To investigate how learning a new skill changes the wiring between cortex and striatum, Sheng and colleagues followed mice as they learned to press a lever to get a sip of water. Using two-photon imaging, they tracked thousands of synapses linking specific neurons in the primary motor cortex to the striatum.
“What we found challenges the conventional view,” Ding said.
Researchers had long thought that when a neuron fired, each of its synapses would transmit the same signal to other neurons.
That was not the case. When mice were first learning the lever-pressing task, synapses sent mixed signals: When a motor cortex neuron fired, some of its synapses in the striatum passed the signal along, some didn’t, and the pattern would change from one lever press to the next.
But as with the ensembles encoding movements, the set of synapses connecting each motor cortex neuron to the striatum started out large and uncoordinated, but grew smaller, more efficient, and more coordinated over time.
Ding and colleagues say their data reveal in new detail how the brain reorganizes itself—even at the level of axons—to more efficiently encode and drive movements. As mice figure out how to press a level or run on a wheel, their brains are refining top to bottom the circuits that make those movements possible.
New ways to look at Parkinson’s disease
The study adds to our understanding of how skills like driving, gardening, or playing an instrument tend to become more efficient and reliable with time—but it may also help inform a debate about how Parkinson’s disease works.
According to one standard viewpoint, Parkinson’s disease works by interfering with the brain’s ability to activate motor memories, while the memories themselves remain intact.
Ding’s research, on the other hand, suggests something else is going on. In a previous study, he and colleagues found that when mice were given a drug that simulated the effects of Parkinson’s, the mice lost many of their striatal synapses. At the same time, they also grew new synapses, Ding said.
Those findings hint that Parkinson’s doesn’t simply eat away at our ability to activate motor memories. Instead, it might destabilize established muscle memory patterns, sending them back into the more uncoordinated state seen prior to motor learning.
Next steps in research
“We don’t have the direct evidence yet” to say whether that’s exactly what happens in Parkinson’s, Ding said. For that, he and his lab will need to teach mice new skills, then see if Parkinson’s-simulating drugs break the synapses underlying those muscle memories.

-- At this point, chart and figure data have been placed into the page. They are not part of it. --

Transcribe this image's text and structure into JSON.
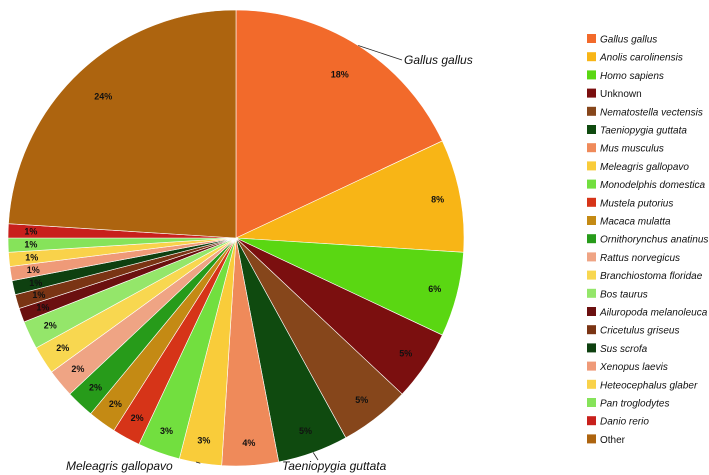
{
  "chart_data": {
    "type": "pie",
    "start_angle_deg": 0,
    "direction": "clockwise",
    "slices": [
      {
        "label": "Gallus gallus",
        "value": 18,
        "display": "18%",
        "color": "#f26a2b",
        "highlight": "#e8302a",
        "italic": true
      },
      {
        "label": "Anolis carolinensis",
        "value": 8,
        "display": "8%",
        "color": "#f8b516",
        "italic": true
      },
      {
        "label": "Homo sapiens",
        "value": 6,
        "display": "6%",
        "color": "#5ad712",
        "italic": true
      },
      {
        "label": "Unknown",
        "value": 5,
        "display": "5%",
        "color": "#7b0f0f",
        "italic": false
      },
      {
        "label": "Nematostella vectensis",
        "value": 5,
        "display": "5%",
        "color": "#86461b",
        "italic": true
      },
      {
        "label": "Taeniopygia guttata",
        "value": 5,
        "display": "5%",
        "color": "#0f4a0f",
        "highlight": "#e8302a",
        "italic": true
      },
      {
        "label": "Mus musculus",
        "value": 4,
        "display": "4%",
        "color": "#ef8a5a",
        "italic": true
      },
      {
        "label": "Meleagris gallopavo",
        "value": 3,
        "display": "3%",
        "color": "#f9cc3a",
        "highlight": "#e8302a",
        "italic": true
      },
      {
        "label": "Monodelphis domestica",
        "value": 3,
        "display": "3%",
        "color": "#72df3f",
        "italic": true
      },
      {
        "label": "Mustela putorius",
        "value": 2,
        "display": "2%",
        "color": "#d63418",
        "italic": true
      },
      {
        "label": "Macaca mulatta",
        "value": 2,
        "display": "2%",
        "color": "#c48a14",
        "italic": true
      },
      {
        "label": "Ornithorynchus anatinus",
        "value": 2,
        "display": "2%",
        "color": "#279b1a",
        "italic": true
      },
      {
        "label": "Rattus norvegicus",
        "value": 2,
        "display": "2%",
        "color": "#efa484",
        "italic": true
      },
      {
        "label": "Branchiostoma floridae",
        "value": 2,
        "display": "2%",
        "color": "#f8d750",
        "italic": true
      },
      {
        "label": "Bos taurus",
        "value": 2,
        "display": "2%",
        "color": "#94e66a",
        "italic": true
      },
      {
        "label": "Ailuropoda melanoleuca",
        "value": 1,
        "display": "1%",
        "color": "#6b1010",
        "italic": true
      },
      {
        "label": "Cricetulus griseus",
        "value": 1,
        "display": "1%",
        "color": "#7a3414",
        "italic": true
      },
      {
        "label": "Sus scrofa",
        "value": 1,
        "display": "1%",
        "color": "#0e4010",
        "italic": true
      },
      {
        "label": "Xenopus laevis",
        "value": 1,
        "display": "1%",
        "color": "#ef9a78",
        "italic": true
      },
      {
        "label": "Heteocephalus glaber",
        "value": 1,
        "display": "1%",
        "color": "#f9d24a",
        "italic": true
      },
      {
        "label": "Pan troglodytes",
        "value": 1,
        "display": "1%",
        "color": "#86e35a",
        "italic": true
      },
      {
        "label": "Danio rerio",
        "value": 1,
        "display": "1%",
        "color": "#c8201c",
        "italic": true
      },
      {
        "label": "Other",
        "value": 24,
        "display": "24%",
        "color": "#ad640f",
        "italic": false
      }
    ],
    "callouts": [
      "Gallus gallus",
      "Taeniopygia guttata",
      "Meleagris gallopavo"
    ],
    "legend_placement": "right"
  }
}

But if Ding’s ideas are correct, treatments that stabilize synapses could stave off motor memory loss.. At the same time, doctors might be able to use L-Dopa—which transforms into dopamine, a “teaching molecule” that helps the brain learn—specifically during physical therapy, to help patients recover some of what they’ve lost.
“These aren’t precise predictions, but my thoughts are along those lines,” Ding said. “The next step is to look at mouse models of Parkinson’s and see what we can learn.”
References:
“Refinement of efficient encodings of movement in the dorsolateral striatum throughout learning” by Omar Jáidar, Eddy Albarran, Eli Nathan Albarran, Yu-Wei Wu and Jun B. Ding, 5 September 2025, Cell Reports.
DOI: 10.1016/j.celrep.2025.116229
“Remodelling of corticostriatal axonal boutons during motor learning” by Mengjun Sheng, Di Lu, Richard H. Roth, Fuu-Jiun Hwang, Kaiwen Sheng and Jun B. Ding, 30 July 2025, Nature.